餘龍部水師覆滅後,好在當初為了在軍山湖邊利用炮火打擊清軍,水師三分之二火炮都在蔣挺這邊,朱由榔將其卸下,加上自己手中一個炮營,卻是又有了五個哨,約九十門新式野炮。

潤陂本身就是個不錯的炮兵陣地,此處是周圍方圓十幾裏內的製高點,對著清軍大陣便是一波猛烈輸出。

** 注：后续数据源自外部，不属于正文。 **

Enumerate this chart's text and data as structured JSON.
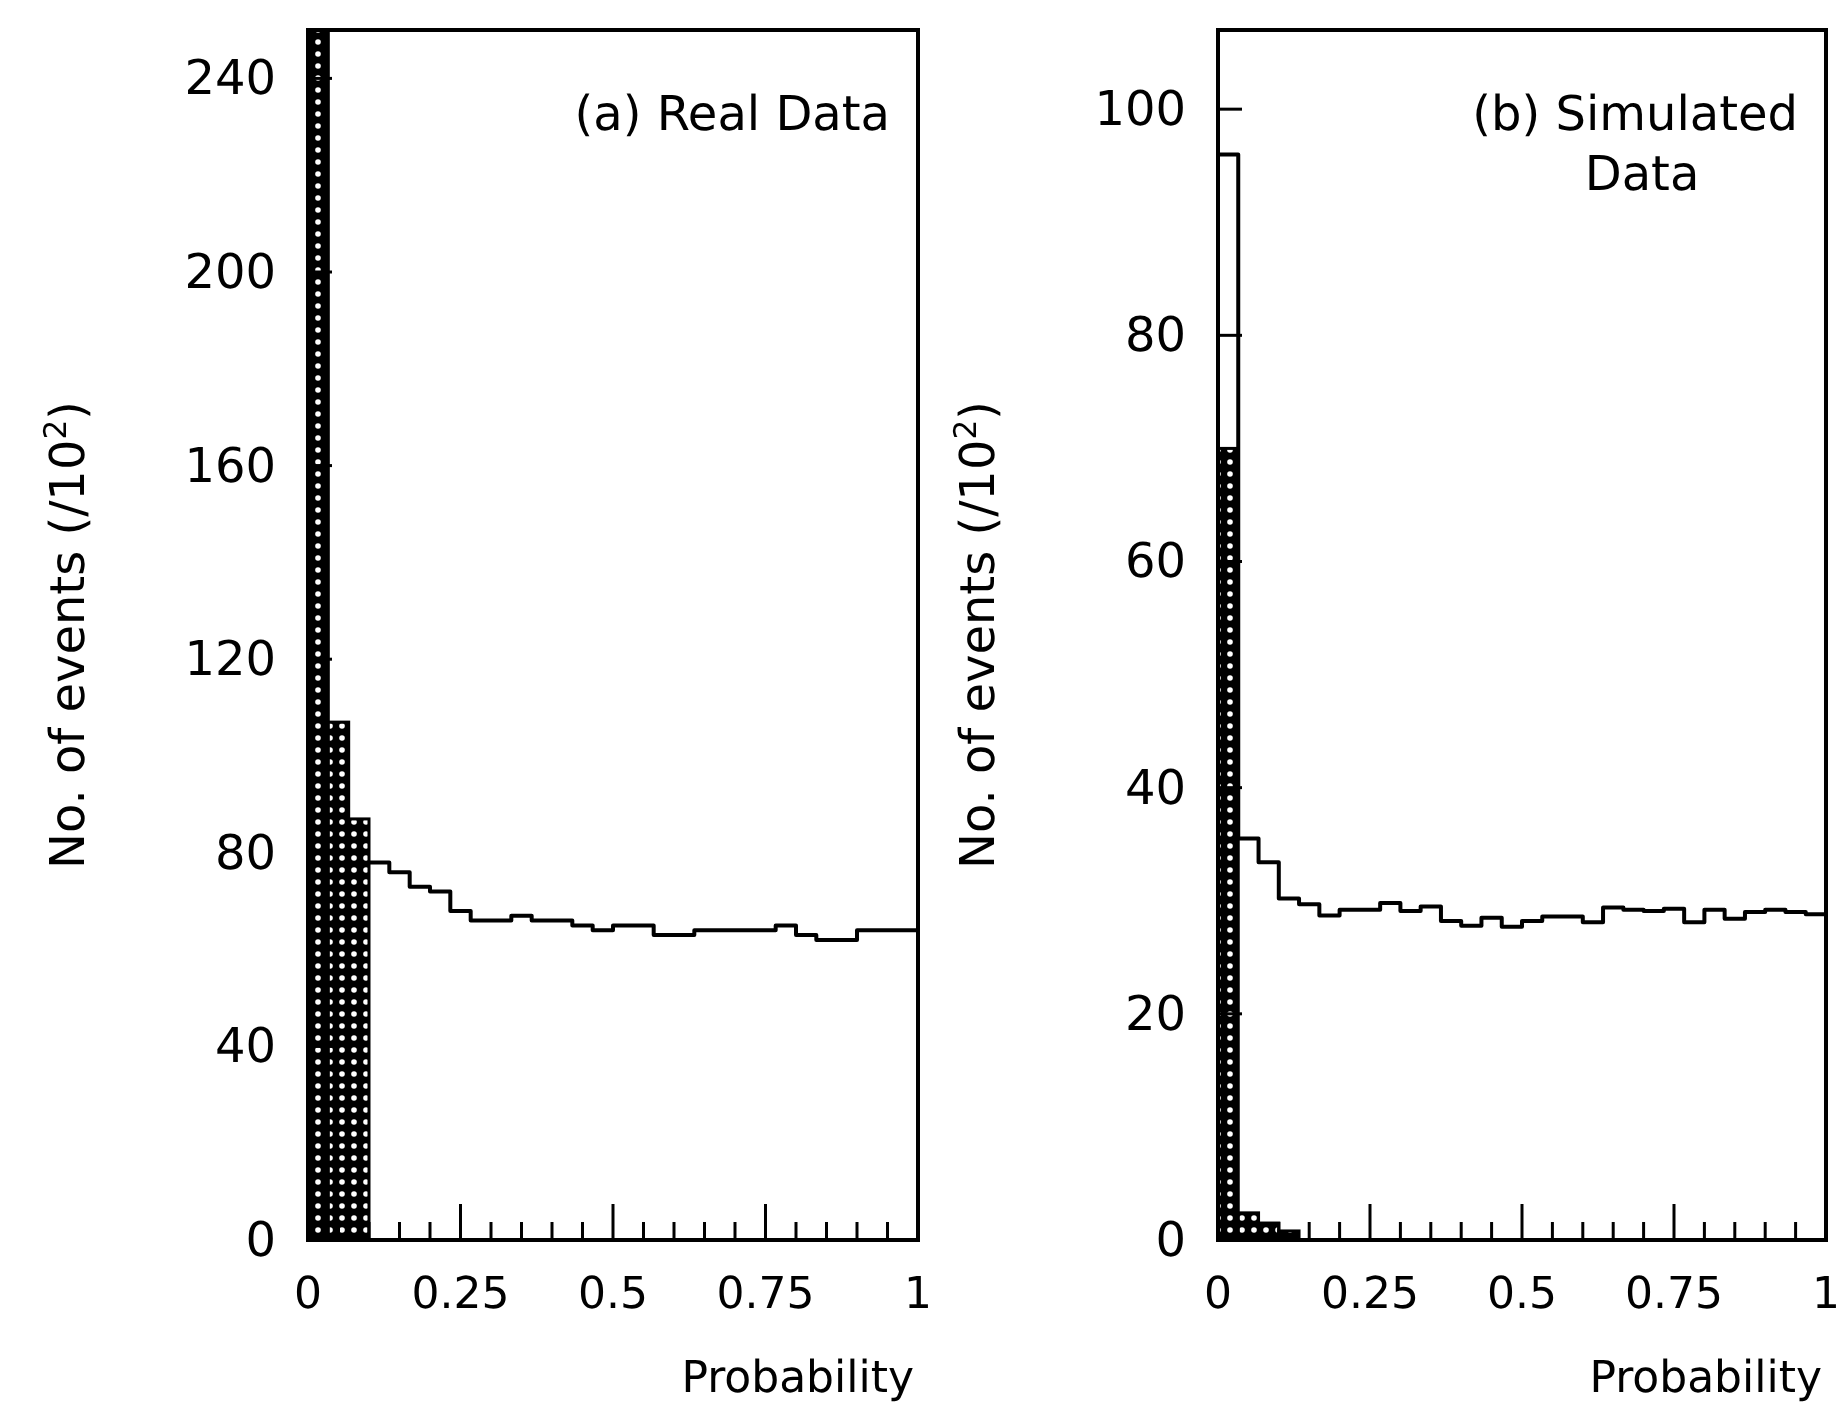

重新設計的火炮無論是射程還是速度都要比清軍紅衣大炮強,更別說有接受過基礎教育,係統學習了宋應星撰寫的操作手冊後,教導師出身的炮兵軍官帶領,準確度也突飛猛進,此時明軍炮兵部隊綜合能力,至少已經達到了同時期歐洲水準(此時的歐洲三十年戰爭剛剛結束,軍事技術突飛猛進,西班牙等國已經開始設立專門的炮兵學校,用簡單的數學和工程學培訓炮兵軍官)。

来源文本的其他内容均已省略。